Up to FIX.4.4, the header contained three mandatory fields (beside a few dozen optional ones): 8 (BeginString), 9 (BodyLength), and 35 (MsgType) tags.

Every Single msg (session or app) has a tail, containing a single tag (10) ie the checksum.

==> Given a long string, how do you carve cout a full message (session or app)? Look for 8= and 10=

I feel head/tail =~= tcp envelope, and Body =~= payload

sequence num ] FIX

Sequence num can be considered part of the header for many app messages. It’s a control device. I consider it as a session-related tag on a non-session message.

Officially, sequece num is NOT part of the header. Up to FIX.4.4, the header contained three fields: 8 (BeginString), 9 (BodyLength), and 35 (MsgType) tags.

There are several tags about sequence num:
(34) MsgSeqNum Integer message sequence number.
(36) NewSeqNo New sequence number
(43) PossDupFlag Indicates possible retransmission of message with this sequence number
(45) RefSeqNum Reference message sequence number

https://drivewealth-fix-api.readme.io/docs/resend-request-message describes a resend request message i.e. a 35=2 message, containing —

(7) BeginSeqNo and (16) EndSeqNo specifies the requested messages

FIX session^app messages


I feel even an app message has session-related tags.

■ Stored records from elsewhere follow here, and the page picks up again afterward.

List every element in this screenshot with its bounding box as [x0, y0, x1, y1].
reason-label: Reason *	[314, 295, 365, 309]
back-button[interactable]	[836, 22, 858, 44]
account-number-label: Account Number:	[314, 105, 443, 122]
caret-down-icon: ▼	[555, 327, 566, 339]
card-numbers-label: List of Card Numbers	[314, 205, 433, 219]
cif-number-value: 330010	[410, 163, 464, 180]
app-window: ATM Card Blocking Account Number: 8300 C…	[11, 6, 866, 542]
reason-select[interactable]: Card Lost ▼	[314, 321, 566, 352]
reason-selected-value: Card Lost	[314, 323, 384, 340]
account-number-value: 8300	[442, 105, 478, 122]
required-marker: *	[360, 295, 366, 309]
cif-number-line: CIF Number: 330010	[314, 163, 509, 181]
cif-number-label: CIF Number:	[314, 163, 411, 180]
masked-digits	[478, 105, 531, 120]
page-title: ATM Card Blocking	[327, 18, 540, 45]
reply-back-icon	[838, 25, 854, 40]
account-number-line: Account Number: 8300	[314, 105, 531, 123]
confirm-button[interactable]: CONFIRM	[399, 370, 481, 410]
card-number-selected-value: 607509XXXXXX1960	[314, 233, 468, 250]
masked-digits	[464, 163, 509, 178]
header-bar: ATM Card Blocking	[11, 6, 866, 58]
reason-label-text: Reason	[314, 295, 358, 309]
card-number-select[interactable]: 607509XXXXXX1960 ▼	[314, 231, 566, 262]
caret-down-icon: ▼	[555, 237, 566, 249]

Top-down learning of the FIX tags:

* learn basic fields of head and tail — see another post
* learn basic message types (msgType or Tag 35) within session messages aka session messages
** remember — Each session starts with a _session_ message LOGON and ends with session message LOGOUT
*** LOGON is a full message with a head containing a field msgType=A meaning LOGON

* learn basic message types (msgType or Tag 35) within _app_ messages
** learn basic Execution Report (35=8), the most common app message
** learn basic trading scenarios consisting of FIX dialogs

FIX common app message types

This post is about “Business / Application messages”, not “session/admin messages

http://en.wikipedia.org/wiki/Order_(exchange) — different order types

common tag=value pairs

35=D — msgType = NewOrderRequest
35=8 — msgType = executionReport
35=G — msgType = requestForCancel/Replace
12=0.05 — Commission (Tag = 12, Type: Amt) Note if CommType (13) is percentage, Commission of 5% should be represented as .05.

Used in:

* Quote Status Report (AI)
* Quote Response (AJ)
* Quote (S)

FIX session is like TCP + sqlplus

Each session starts with an session-message LOGON and ends with session-message LOGOUT. Session-messages are also known as “admin messages”. Main purpose is session management and flow control as in TCP

To maintain the session, I think FIX uses not only the session messages — each app message also has session-related tags like (10)checksum, (9)bodyLength and (34)sequence numbers — used to maintain a session between client and server.

retrans-request — is a message to ask for a resend of a missing message

heartbeat messages — between 2 parties

FIX keywords and intro

tag=value, where tag is always a number, and value is often char(1) — Both need the dictionary for interpretation.

Whenever there’s an enum of possible values, FIX would encode them into very short codes (often char(1) ). As a result, encoding/decoding using dictionary is prevalent.